В городе Богодухове происходила обычная осенняя ярмарка. Множество народу стекалось из ближайших и дальних селений: Писаревки, Мерчика, Павловки, Вертеевки, Купьевахи. На большом зелёном лугу вдоль реки Мерло по обоим берегам тянулись ряды возов, гурты рогатого скота, отары, овец, ятки торговцев с красным товаром. В самом городе, раскинутом по отлогому холмистому склону, было тесно, потому что все площади и улицы были обведены и перерезаны рядами огромных окопов. Это всю зиму и весну старался фельдмаршал Шереметев на случай движения шведов из Гадяча к Харькову.

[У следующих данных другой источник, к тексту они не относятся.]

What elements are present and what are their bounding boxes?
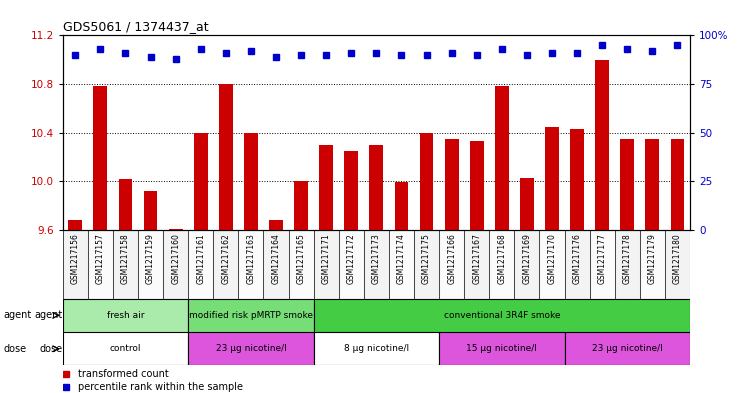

Среди гудевшей – как пчёлы на пасеке – толпы, медленно прохаживался старый хуторянин Гнат Трепилец, заложив за спину руку с батогом и прицениваясь попутно к разным ярмарочным товарам. Его сопровождала, робко держась за рукав отцовской свитки, пятнадцатилетняя дочка Ивга.

Вся расцвеченная лентами, позвякивая дукатами и монистами в несколько рядов охватывавших её шею, сероокая Ивга боязливо сторонилась от городских хлопцев, не отвечая на их «жарты» и «зачипания»*, а сама между тем с любопытством рассматривала всё вокруг.

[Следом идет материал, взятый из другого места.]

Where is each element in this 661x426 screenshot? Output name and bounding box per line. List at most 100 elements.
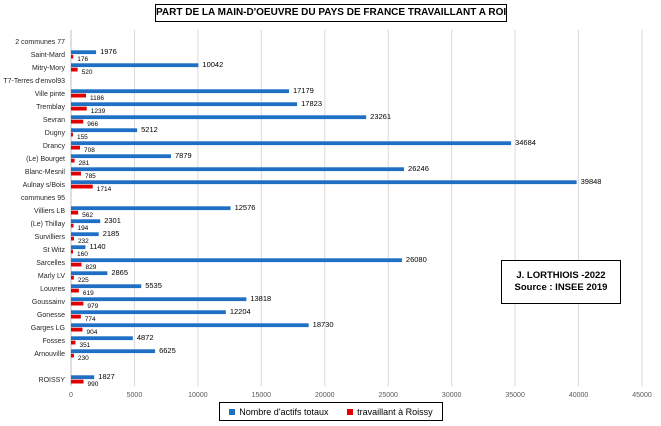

Так прошли они из конца в конец всю ярмарку и уже добрались до самых крайних чумацких возов, как вдруг Трепилец порывисто шагнул и затем неподвижно остановился, уставившись куда-то глазами.

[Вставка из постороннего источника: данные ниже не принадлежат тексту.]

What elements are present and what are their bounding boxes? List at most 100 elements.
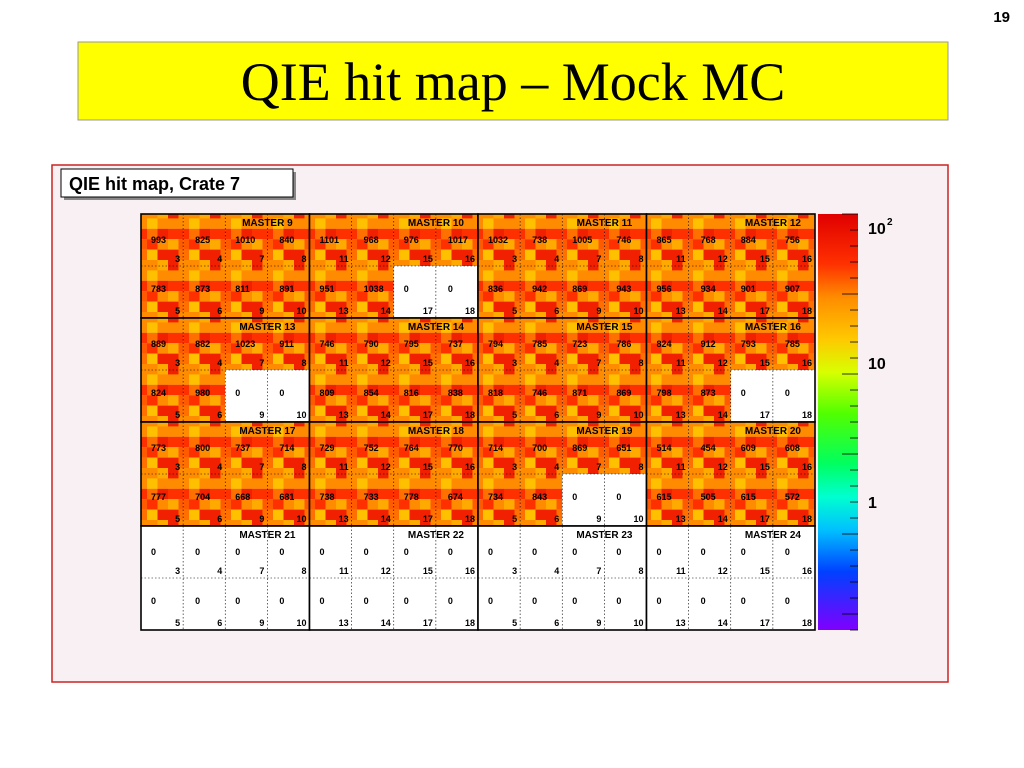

– Тату*! а тату! – дёргала его за рукав Ивга, которую мало интересовали чумацкие возы, – идёмте дальше на ярморок! Туды, где крамари с ятками*!

Трепилец будто и не слышал дочери.

– Тату, а тату, чего вы стоите, – продолжала Ивга дёргать отца за рукав.

– Знаешь доню, – отозвался к ней старик, – а ведь это Омелько! Накажи меня Бог, Омелько!

– Какой Омелько?!

– Да наш Омелько, дурная дивчина! Вон видишь – половых* волов погнал в Мерло поить! Ей Богу, Омелько!

Ивга таращила глаза, но никого не видела, кроме чумаков*, гнавших на водопой волов. Да и откуда ей было знать Омелька, когда тот как ушёл на Запорожье, так и не появлялся дома. А между тем Трепилец уже обнимался и целовался с каким-то молодым чумаком.

– Тату! родный тату!

– Омелько! Сынку мой!

– Идёмте ж, тату, до моего воза!

– Что ж ты, сынку, чумакуеш?!

– Не сам, тату, с товарищем!..

– Ну, веди, сынку, до своего воза!

Омелько Кислань – это был он – ведя за собой круторогих волов, подвёл так неожиданно встреченного отца к своему возу. На возу сидел в серой мужицкой свитке и больших смазных сапогах Ирих, с спокойствием заправского чумака покуривавший люльку.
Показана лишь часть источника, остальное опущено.